Mortgage loans provide you the opportunity to access more money by allowing you to pay, over time, large amounts of money borrowed against your home equity.
You know you need a home improvement loan to get your home where it should be. Enlarging your home financed by a home improvement loan is smart and just plain prudent.
Your son is entering junior high. He brings over two friends with their music, laughter and horseplay. Your daughter is just behind him in age and brings home a gaggle of little girls with their giggling and constant chatter. Dad just wants to watch TV in peace and you just want some tranquility in your home. It has, therefore, become painfully obvious that unless you do something to enlarge your home, its going to burst its seams. It’s time now to look at making your home larger because this is not the time to sell your home for less than what you can purchase a new home. It’s time for a home improvement loan.

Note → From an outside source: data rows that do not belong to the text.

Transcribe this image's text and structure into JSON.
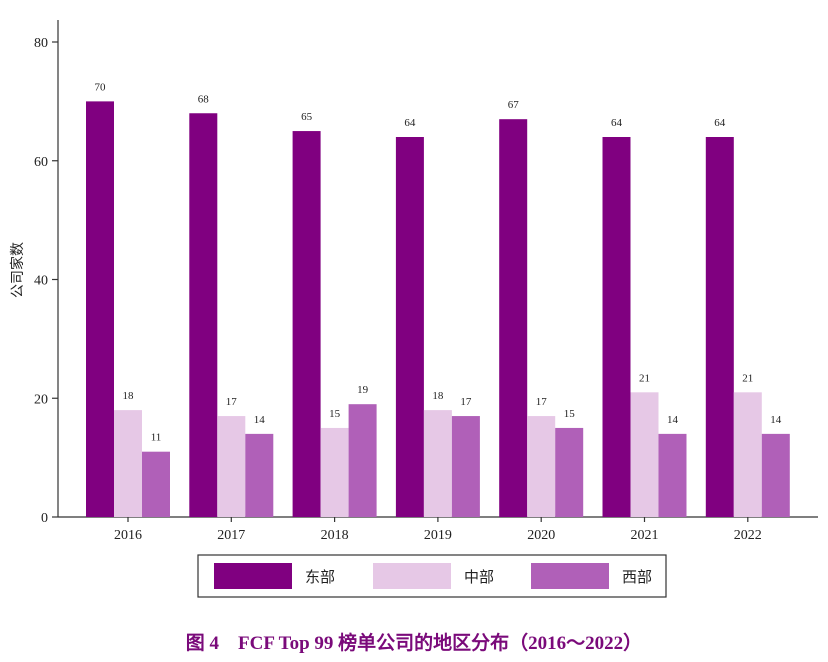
{
  "chart_data": {
    "type": "bar",
    "categories": [
      "2016",
      "2017",
      "2018",
      "2019",
      "2020",
      "2021",
      "2022"
    ],
    "series": [
      {
        "name": "东部",
        "values": [
          70,
          68,
          65,
          64,
          67,
          64,
          64
        ],
        "color": "#800080"
      },
      {
        "name": "中部",
        "values": [
          18,
          17,
          15,
          18,
          17,
          21,
          21
        ],
        "color": "#e6c8e6"
      },
      {
        "name": "西部",
        "values": [
          11,
          14,
          19,
          17,
          15,
          14,
          14
        ],
        "color": "#b060b8"
      }
    ],
    "ylabel": "公司家数",
    "ylim": [
      0,
      80
    ],
    "yticks": [
      0,
      20,
      40,
      60,
      80
    ],
    "grid": false,
    "legend": "bottom"
  },
  "caption": "图 4　FCF Top 99 榜单公司的地区分布（2016～2022）"
}
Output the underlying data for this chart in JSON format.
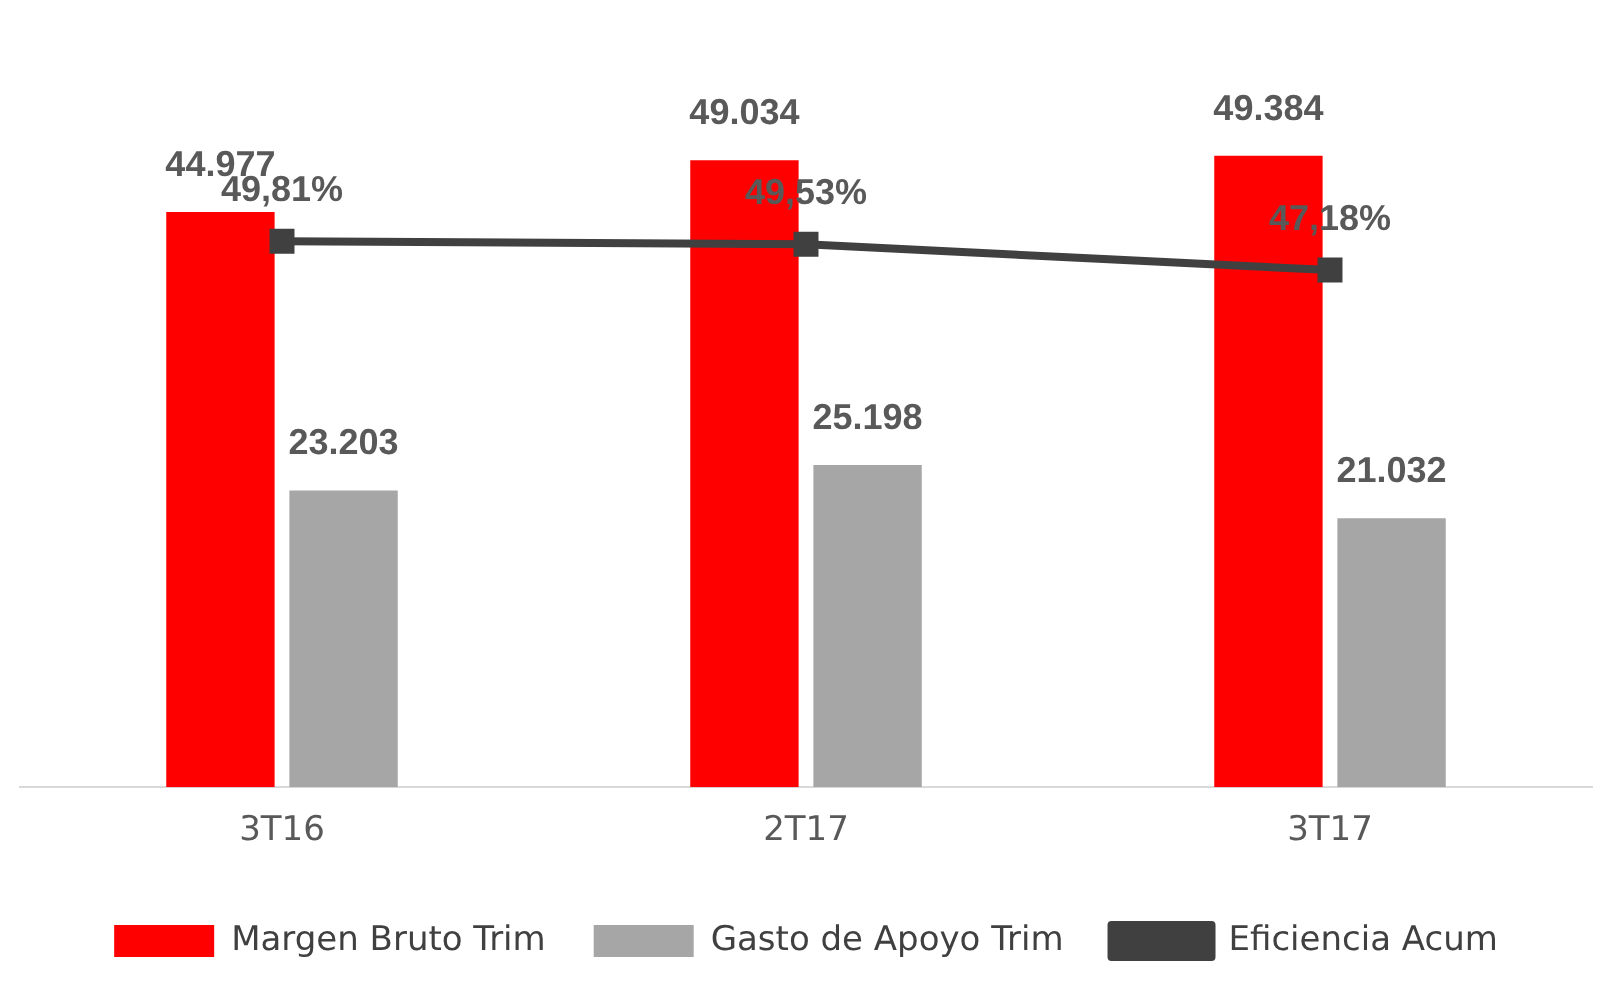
{
  "chart_data": {
    "type": "bar",
    "categories": [
      "3T16",
      "2T17",
      "3T17"
    ],
    "series": [
      {
        "name": "Margen Bruto Trim",
        "color": "#ff0000",
        "values": [
          44977,
          49034,
          49384
        ],
        "value_labels": [
          "44.977",
          "49.034",
          "49.384"
        ]
      },
      {
        "name": "Gasto de Apoyo Trim",
        "color": "#a6a6a6",
        "values": [
          23203,
          25198,
          21032
        ],
        "value_labels": [
          "23.203",
          "25.198",
          "21.032"
        ]
      },
      {
        "name": "Eficiencia Acum",
        "type": "line",
        "axis": "y2",
        "color": "#404040",
        "marker": "square",
        "values": [
          49.81,
          49.53,
          47.18
        ],
        "value_labels": [
          "49,81%",
          "49,53%",
          "47,18%"
        ]
      }
    ],
    "tick_labels": "x",
    "grid": false,
    "legend": "bottom"
  }
}
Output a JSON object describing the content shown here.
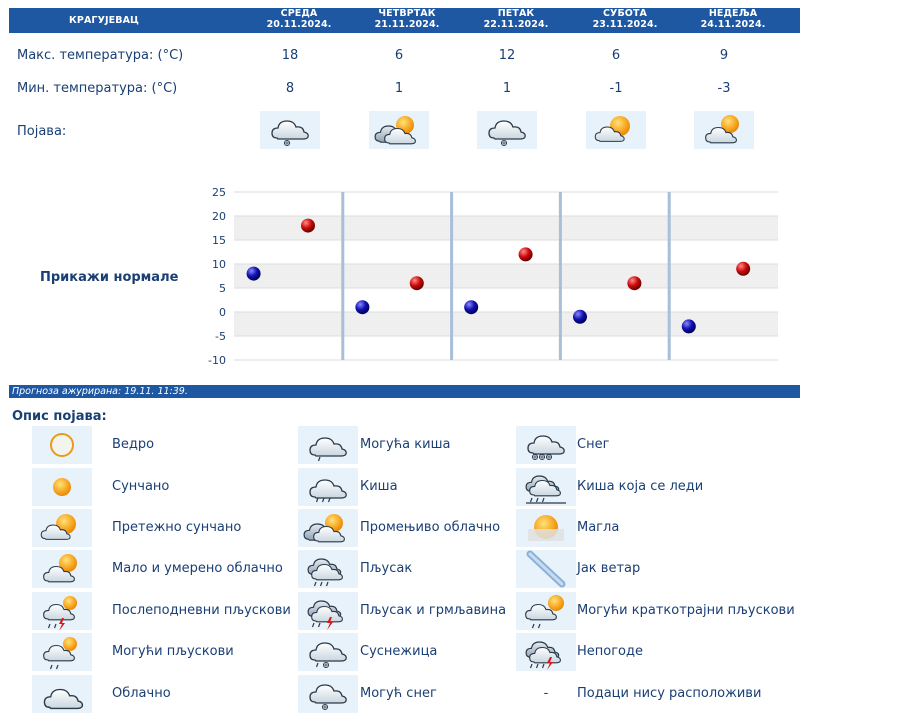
{
  "header": {
    "city": "КРАГУЈЕВАЦ",
    "days": [
      {
        "name": "СРЕДА",
        "date": "20.11.2024."
      },
      {
        "name": "ЧЕТВРТАК",
        "date": "21.11.2024."
      },
      {
        "name": "ПЕТАК",
        "date": "22.11.2024."
      },
      {
        "name": "СУБОТА",
        "date": "23.11.2024."
      },
      {
        "name": "НЕДЕЉА",
        "date": "24.11.2024."
      }
    ]
  },
  "rows": {
    "max_label": "Макс. температура: (°C)",
    "min_label": "Мин. температура: (°C)",
    "phen_label": "Појава:",
    "max": [
      "18",
      "6",
      "12",
      "6",
      "9"
    ],
    "min": [
      "8",
      "1",
      "1",
      "-1",
      "-3"
    ],
    "phen_icons": [
      "possible-snow-icon",
      "variable-cloudy-icon",
      "possible-snow-icon",
      "mostly-sunny-icon",
      "partly-cloudy-icon"
    ]
  },
  "show_normals": "Прикажи нормале",
  "chart_data": {
    "type": "scatter",
    "title": "",
    "xlabel": "",
    "ylabel": "",
    "categories": [
      "20.11.2024.",
      "21.11.2024.",
      "22.11.2024.",
      "23.11.2024.",
      "24.11.2024."
    ],
    "ylim": [
      -10,
      25
    ],
    "yticks": [
      "25",
      "20",
      "15",
      "10",
      "5",
      "0",
      "-5",
      "-10"
    ],
    "series": [
      {
        "values": [
          8,
          1,
          1,
          -1,
          -3
        ],
        "color": "#1414b4"
      },
      {
        "values": [
          18,
          6,
          12,
          6,
          9
        ],
        "color": "#c81414"
      }
    ]
  },
  "updated": "Прогноза ажурирана:  19.11.  11:39.",
  "legend_title": "Опис појава:",
  "legend": [
    {
      "label": "Ведро",
      "icon": "clear-icon"
    },
    {
      "label": "Могућа киша",
      "icon": "possible-rain-icon"
    },
    {
      "label": "Снег",
      "icon": "snow-icon"
    },
    {
      "label": "Сунчано",
      "icon": "sunny-icon"
    },
    {
      "label": "Киша",
      "icon": "rain-icon"
    },
    {
      "label": "Киша која се леди",
      "icon": "freezing-rain-icon"
    },
    {
      "label": "Претежно сунчано",
      "icon": "mostly-sunny-icon"
    },
    {
      "label": "Промењиво облачно",
      "icon": "variable-cloudy-icon"
    },
    {
      "label": "Магла",
      "icon": "fog-icon"
    },
    {
      "label": "Мало и умерено облачно",
      "icon": "partly-cloudy-icon"
    },
    {
      "label": "Пљусак",
      "icon": "shower-icon"
    },
    {
      "label": "Јак ветар",
      "icon": "strong-wind-icon"
    },
    {
      "label": "Послеподневни пљускови",
      "icon": "afternoon-showers-icon"
    },
    {
      "label": "Пљусак и грмљавина",
      "icon": "thunder-shower-icon"
    },
    {
      "label": "Могући краткотрајни пљускови",
      "icon": "possible-brief-showers-icon"
    },
    {
      "label": "Могући пљускови",
      "icon": "possible-showers-icon"
    },
    {
      "label": "Суснежица",
      "icon": "sleet-icon"
    },
    {
      "label": "Непогоде",
      "icon": "storm-icon"
    },
    {
      "label": "Облачно",
      "icon": "cloudy-icon"
    },
    {
      "label": "Могућ снег",
      "icon": "possible-snow-icon"
    },
    {
      "label": "Подаци нису расположиви",
      "icon": "no-data-dash",
      "dash": "-"
    }
  ]
}
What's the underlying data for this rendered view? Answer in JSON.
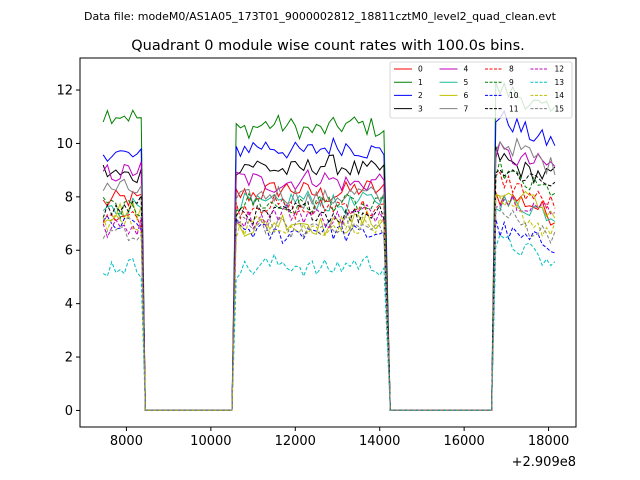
{
  "suptitle": "Data file: modeM0/AS1A05_173T01_9000002812_18811cztM0_level2_quad_clean.evt",
  "chart_data": {
    "type": "line",
    "title": "Quadrant 0 module wise count rates with 100.0s bins.",
    "xlabel": "",
    "ylabel": "",
    "x_offset_label": "+2.909e8",
    "xlim": [
      6900,
      18650
    ],
    "ylim": [
      -0.62,
      13.2
    ],
    "xticks": [
      8000,
      10000,
      12000,
      14000,
      16000,
      18000
    ],
    "xtick_labels": [
      "8000",
      "10000",
      "12000",
      "14000",
      "16000",
      "18000"
    ],
    "yticks": [
      0,
      2,
      4,
      6,
      8,
      10,
      12
    ],
    "ytick_labels": [
      "0",
      "2",
      "4",
      "6",
      "8",
      "10",
      "12"
    ],
    "grid": false,
    "legend_position": "top-right",
    "segments": [
      {
        "start": 7450,
        "end": 8350,
        "drop_end": 8450
      },
      {
        "start": 10600,
        "end": 14150,
        "drop_start": 10500,
        "drop_end": 14250
      },
      {
        "start": 16750,
        "end": 18150,
        "drop_start": 16650
      }
    ],
    "zero_segments": [
      [
        8450,
        10500
      ],
      [
        14250,
        16650
      ]
    ],
    "series": [
      {
        "name": "0",
        "color": "#ff0000",
        "dash": "solid",
        "levels": [
          7.8,
          8.2,
          8.1
        ]
      },
      {
        "name": "1",
        "color": "#008000",
        "dash": "solid",
        "levels": [
          11.0,
          10.6,
          12.0
        ]
      },
      {
        "name": "2",
        "color": "#0000ff",
        "dash": "solid",
        "levels": [
          9.6,
          9.8,
          10.9
        ]
      },
      {
        "name": "3",
        "color": "#000000",
        "dash": "solid",
        "levels": [
          8.9,
          9.1,
          9.5
        ]
      },
      {
        "name": "4",
        "color": "#bf00bf",
        "dash": "solid",
        "levels": [
          9.0,
          8.6,
          9.8
        ]
      },
      {
        "name": "5",
        "color": "#1abc9c",
        "dash": "solid",
        "levels": [
          7.6,
          7.8,
          8.0
        ]
      },
      {
        "name": "6",
        "color": "#bfbf00",
        "dash": "solid",
        "levels": [
          7.4,
          7.0,
          8.2
        ]
      },
      {
        "name": "7",
        "color": "#808080",
        "dash": "solid",
        "levels": [
          8.2,
          8.0,
          10.0
        ]
      },
      {
        "name": "8",
        "color": "#ff0000",
        "dash": "dashed",
        "levels": [
          7.3,
          7.6,
          8.6
        ]
      },
      {
        "name": "9",
        "color": "#008000",
        "dash": "dashed",
        "levels": [
          7.6,
          7.7,
          9.0
        ]
      },
      {
        "name": "10",
        "color": "#0000ff",
        "dash": "dashed",
        "levels": [
          7.0,
          6.7,
          6.9
        ]
      },
      {
        "name": "11",
        "color": "#000000",
        "dash": "dashed",
        "levels": [
          7.6,
          7.4,
          9.2
        ]
      },
      {
        "name": "12",
        "color": "#bf00bf",
        "dash": "dashed",
        "levels": [
          6.8,
          7.3,
          8.1
        ]
      },
      {
        "name": "13",
        "color": "#00bfbf",
        "dash": "dashed",
        "levels": [
          5.3,
          5.4,
          6.3
        ]
      },
      {
        "name": "14",
        "color": "#bfbf00",
        "dash": "dashed",
        "levels": [
          7.0,
          6.9,
          7.6
        ]
      },
      {
        "name": "15",
        "color": "#808080",
        "dash": "dashed",
        "levels": [
          6.6,
          6.9,
          7.4
        ]
      }
    ]
  }
}
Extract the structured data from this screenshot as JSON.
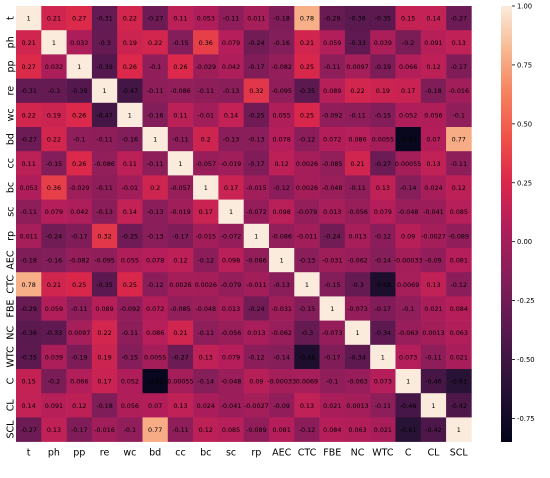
{
  "chart_data": {
    "type": "heatmap",
    "title": "",
    "xlabel": "",
    "ylabel": "",
    "labels": [
      "t",
      "ph",
      "pp",
      "re",
      "wc",
      "bd",
      "cc",
      "bc",
      "sc",
      "rp",
      "AEC",
      "CTC",
      "FBE",
      "NC",
      "WTC",
      "C",
      "CL",
      "SCL"
    ],
    "value_range": [
      -0.85,
      1.0
    ],
    "colorbar_ticks": [
      1.0,
      0.75,
      0.5,
      0.25,
      0.0,
      -0.25,
      -0.5,
      -0.75
    ],
    "colormap": "rocket",
    "matrix": [
      [
        1,
        0.21,
        0.27,
        -0.31,
        0.22,
        -0.27,
        0.11,
        0.053,
        -0.11,
        0.011,
        -0.18,
        0.78,
        -0.29,
        -0.36,
        -0.35,
        0.15,
        0.14,
        -0.27
      ],
      [
        0.21,
        1,
        0.032,
        -0.3,
        0.19,
        0.22,
        -0.15,
        0.36,
        0.079,
        -0.24,
        -0.16,
        0.21,
        0.059,
        -0.33,
        0.039,
        -0.2,
        0.091,
        0.13
      ],
      [
        0.27,
        0.032,
        1,
        -0.39,
        0.26,
        -0.1,
        0.26,
        -0.029,
        0.042,
        -0.17,
        -0.082,
        0.25,
        -0.11,
        0.0097,
        -0.19,
        0.066,
        0.12,
        -0.17
      ],
      [
        -0.31,
        -0.3,
        -0.39,
        1,
        -0.47,
        -0.11,
        -0.086,
        -0.11,
        -0.13,
        0.32,
        -0.095,
        -0.35,
        0.089,
        0.22,
        0.19,
        0.17,
        -0.18,
        -0.016
      ],
      [
        0.22,
        0.19,
        0.26,
        -0.47,
        1,
        -0.16,
        0.11,
        -0.01,
        0.14,
        -0.25,
        0.055,
        0.25,
        -0.092,
        -0.11,
        -0.15,
        0.052,
        0.056,
        -0.1
      ],
      [
        -0.27,
        0.22,
        -0.1,
        -0.11,
        -0.16,
        1,
        -0.11,
        0.2,
        -0.13,
        -0.13,
        0.078,
        -0.12,
        0.072,
        0.086,
        0.0055,
        -0.82,
        0.07,
        0.77
      ],
      [
        0.11,
        -0.15,
        0.26,
        -0.086,
        0.11,
        -0.11,
        1,
        -0.057,
        -0.019,
        -0.17,
        0.12,
        0.0026,
        -0.085,
        0.21,
        -0.27,
        0.00055,
        0.13,
        -0.11
      ],
      [
        0.053,
        0.36,
        -0.029,
        -0.11,
        -0.01,
        0.2,
        -0.057,
        1,
        0.17,
        -0.015,
        -0.12,
        0.0026,
        -0.048,
        -0.11,
        0.13,
        -0.14,
        0.024,
        0.12
      ],
      [
        -0.11,
        0.079,
        0.042,
        -0.13,
        0.14,
        -0.13,
        -0.019,
        0.17,
        1,
        -0.072,
        0.098,
        -0.079,
        0.013,
        -0.056,
        0.079,
        -0.048,
        -0.041,
        0.085
      ],
      [
        0.011,
        -0.24,
        -0.17,
        0.32,
        -0.25,
        -0.13,
        -0.17,
        -0.015,
        -0.072,
        1,
        -0.086,
        -0.011,
        -0.24,
        0.013,
        -0.12,
        0.09,
        -0.0027,
        -0.089
      ],
      [
        -0.18,
        -0.16,
        -0.082,
        -0.095,
        0.055,
        0.078,
        0.12,
        -0.12,
        0.098,
        -0.086,
        1,
        -0.13,
        -0.031,
        -0.062,
        -0.14,
        -0.00033,
        -0.09,
        0.081
      ],
      [
        0.78,
        0.21,
        0.25,
        -0.35,
        0.25,
        -0.12,
        0.0026,
        0.0026,
        -0.079,
        -0.011,
        -0.13,
        1,
        -0.15,
        -0.3,
        -0.68,
        0.0069,
        0.13,
        -0.12
      ],
      [
        -0.29,
        0.059,
        -0.11,
        0.089,
        -0.092,
        0.072,
        -0.085,
        -0.048,
        0.013,
        -0.24,
        -0.031,
        -0.15,
        1,
        -0.073,
        -0.17,
        -0.1,
        0.021,
        0.084
      ],
      [
        -0.36,
        -0.33,
        0.0097,
        0.22,
        -0.11,
        0.086,
        0.21,
        -0.11,
        -0.056,
        0.013,
        -0.062,
        -0.3,
        -0.073,
        1,
        -0.34,
        -0.063,
        0.0013,
        0.063
      ],
      [
        -0.35,
        0.039,
        -0.19,
        0.19,
        -0.15,
        0.0055,
        -0.27,
        0.13,
        0.079,
        -0.12,
        -0.14,
        -0.68,
        -0.17,
        -0.34,
        1,
        0.073,
        -0.11,
        0.021
      ],
      [
        0.15,
        -0.2,
        0.066,
        0.17,
        0.052,
        -0.82,
        0.00055,
        -0.14,
        -0.048,
        0.09,
        -0.00033,
        0.0069,
        -0.1,
        -0.063,
        0.073,
        1,
        -0.46,
        -0.61
      ],
      [
        0.14,
        0.091,
        0.12,
        -0.18,
        0.056,
        0.07,
        0.13,
        0.024,
        -0.041,
        -0.0027,
        -0.09,
        0.13,
        0.021,
        0.0013,
        -0.11,
        -0.46,
        1,
        -0.42
      ],
      [
        -0.27,
        0.13,
        -0.17,
        -0.016,
        -0.1,
        0.77,
        -0.11,
        0.12,
        0.085,
        -0.089,
        0.081,
        -0.12,
        0.084,
        0.063,
        0.021,
        -0.61,
        -0.42,
        1
      ]
    ]
  }
}
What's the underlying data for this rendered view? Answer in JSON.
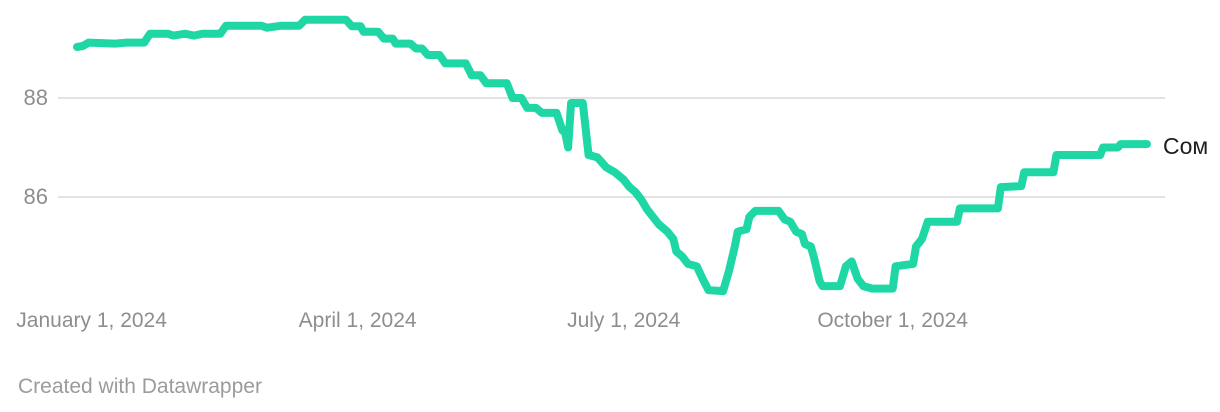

The question now becomes, “should I refinance my current home loan or should I get an equity line second mortgage, also known as home equity line of credit (HELOC)”? Here’s how to figure out the answer to that question.
A. The current mortgage rate for a home loan refinance is in the mid 6s. If your current interest rate on your first mortgage is less half a point lower than that, then, by all means, refinance your first mortgage, pull cash out of your home and begin your home improvement.
B. If your current mortgage interest rate on your first mortgage is more than a half a point lower than the mid 6s, then you might want to leave your first mortgage right where it is. It is doubtful the mortgage rates will return to that level in this lifetime. You may have been lucky enough to get an interest rate in the 5s during the refinance boom between 2001 and 2003.
There are, however, some exceptions to these two statements. Thinking of paying off your credit card debt with this loan as well? If so, then you need to look at the bottom line. What will your monthly outgo turn out to be after all is said and done. Once your home improvement project is complete and you have paid off all your credit card debt, what is your monthly house payment? Is it going to be lower than it would have been had you left your first mortgage alone, got an equity loan for your credit card debt and home improvements? No brainer.
It may hike your interest rate on your first mortgage to payoff your credit card debt and get money for your home improvements. On the other hand, your equity loan won’t be in the mid 6s because 2nd mortgage rates are governed by the current prime interest rate, which results in a higher interest rate than a first mortgage rate. Even thought second mortgage rates are always higher than rates on first mortgages, but the monthly payments on both mortgages may turn out to be less than the combination of payments that include your credit card debt. Either way, you have made your credit card debt tax deductible. The only questions should now be, which is the lower monthly payment.
It’s simple, only two options exist for home improvement mortgages. Do your homework by getting good faith estimates from your lenders of choice and carefully comparing them for rate and closing costs. Comparison shop just as you would any other large purchase. Shop for the lowest mortgage rates available because mortgage rates determine your monthly payment and the best mortgage rate you can find will give you the lowest monthly payment. Refinance mortgage rates sometimes will be slightly higher than purchase mortgage rates depending on the lender. If it turns out the 2nd mortgage home equity line of credit is the way for you to go, shop around the for best home equity loans featuring the best terms. Current mortgage rates should play a big part in your decision.
Don’t be turned away by the extra fees lenders are tacking onto refinance loans these days. Reputable lenders will allow such fees to be used towards closing costs or refunded upon funding of the loan or at the very least, the low rates right now just might justify the extra fee. Study your personal financial situation objectively and thoroughly and you will ensure you have a full understanding of your current financial condition so you can choose the right mortgage option for your circumstances.